The Association has urged Congress to repeal this Affordable Care Act tax. Support for delayed implementation appears to be growing in the “lame duck” session of the 112th Congress, and the IRS and Treasury Department “continue to study” such issues as the tax treatment of medical software licenses and the taxability of donated medical devices and medical convenience kits. In fact, the IRS has continued to call for public comments on some of these matters. There is uncertainty, as well, on how the tax may be applied to dental prosthetics and appliances manufactured overseas.
But unless something changes, the first device excise tax deposit from manufacturers and importers, covering the first 15 days of January, is due Jan. 29 under the current rules. However, the IRS offered temporary relief to device manufacturers from timely deposits for the first three calendar quarters of 2013 “in consideration of the short time frame between the effective date of the tax and the due date of the first deposit, and in the interest of sound tax administration.”

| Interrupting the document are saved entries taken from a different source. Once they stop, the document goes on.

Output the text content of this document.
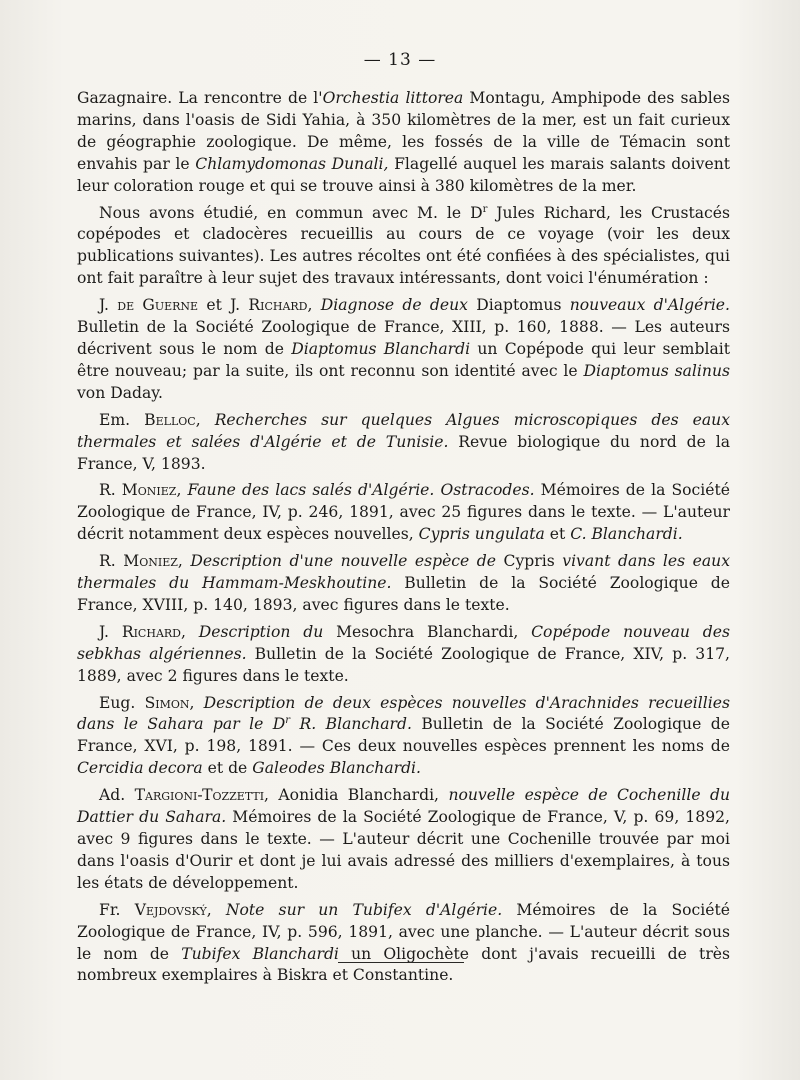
— 13 —

Gazagnaire. La rencontre de l'Orchestia littorea Montagu, Amphipode des sables marins, dans l'oasis de Sidi Yahia, à 350 kilomètres de la mer, est un fait curieux de géographie zoologique. De même, les fossés de la ville de Témacin sont envahis par le Chlamydomonas Dunali, Flagellé auquel les marais salants doivent leur coloration rouge et qui se trouve ainsi à 380 kilomètres de la mer.

Nous avons étudié, en commun avec M. le $D^r$ Jules Richard, les Crustacés copépodes et cladocères recueillis au cours de ce voyage (voir les deux publications suivantes). Les autres récoltes ont été confiées à des spécialistes, qui ont fait paraître à leur sujet des travaux intéressants, dont voici l'énumération :

J. de Guerne et J. Richard, Diagnose de deux Diaptomus nouveaux d'Algérie. Bulletin de la Société Zoologique de France, XIII, p. 160, 1888. — Les auteurs décrivent sous le nom de Diaptomus Blanchardi un Copépode qui leur semblait être nouveau; par la suite, ils ont reconnu son identité avec le Diaptomus salinus von Daday.

Em. Belloc, Recherches sur quelques Algues microscopiques des eaux thermales et salées d'Algérie et de Tunisie. Revue biologique du nord de la France, V, 1893.

R. Moniez, Faune des lacs salés d'Algérie. Ostracodes. Mémoires de la Société Zoologique de France, IV, p. 246, 1891, avec 25 figures dans le texte. — L'auteur décrit notamment deux espèces nouvelles, Cypris ungulata et C. Blanchardi.

R. Moniez, Description d'une nouvelle espèce de Cypris vivant dans les eaux thermales du Hammam-Meskhoutine. Bulletin de la Société Zoologique de France, XVIII, p. 140, 1893, avec figures dans le texte.

J. Richard, Description du Mesochra Blanchardi, Copépode nouveau des sebkhas algériennes. Bulletin de la Société Zoologique de France, XIV, p. 317, 1889, avec 2 figures dans le texte.

Eug. Simon, Description de deux espèces nouvelles d'Arachnides recueillies dans le Sahara par le $D^r$ R. Blanchard. Bulletin de la Société Zoologique de France, XVI, p. 198, 1891. — Ces deux nouvelles espèces prennent les noms de Cercidia decora et de Galeodes Blanchardi.

Ad. Targioni-Tozzetti, Aonidia Blanchardi, nouvelle espèce de Cochenille du Dattier du Sahara. Mémoires de la Société Zoologique de France, V, p. 69, 1892, avec 9 figures dans le texte. — L'auteur décrit une Cochenille trouvée par moi dans l'oasis d'Ourir et dont je lui avais adressé des milliers d'exemplaires, à tous les états de développement.

Fr. Vejdovský, Note sur un Tubifex d'Algérie. Mémoires de la Société Zoologique de France, IV, p. 596, 1891, avec une planche. — L'auteur décrit sous le nom de Tubifex Blanchardi un Oligochète dont j'avais recueilli de très nombreux exemplaires à Biskra et Constantine.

Some dentists have received letters from dental laboratories attempting to explain the tax and how it will be applied. At this point, there may be some differences of opinion between various stake holders as to how the tax will work. Bear in mind that dental labs and dental supply companies will likely pass the cost of the tax along to their dentist customers. The ADA plans to reach out to manufacturers and vendors in order to express dentistry’s view of the limits on the device tax and to come to a unified position as to how the tax should be applied and collected. The Association will continue to track the new medical device excise tax and will provide information through Association media including the ADA News.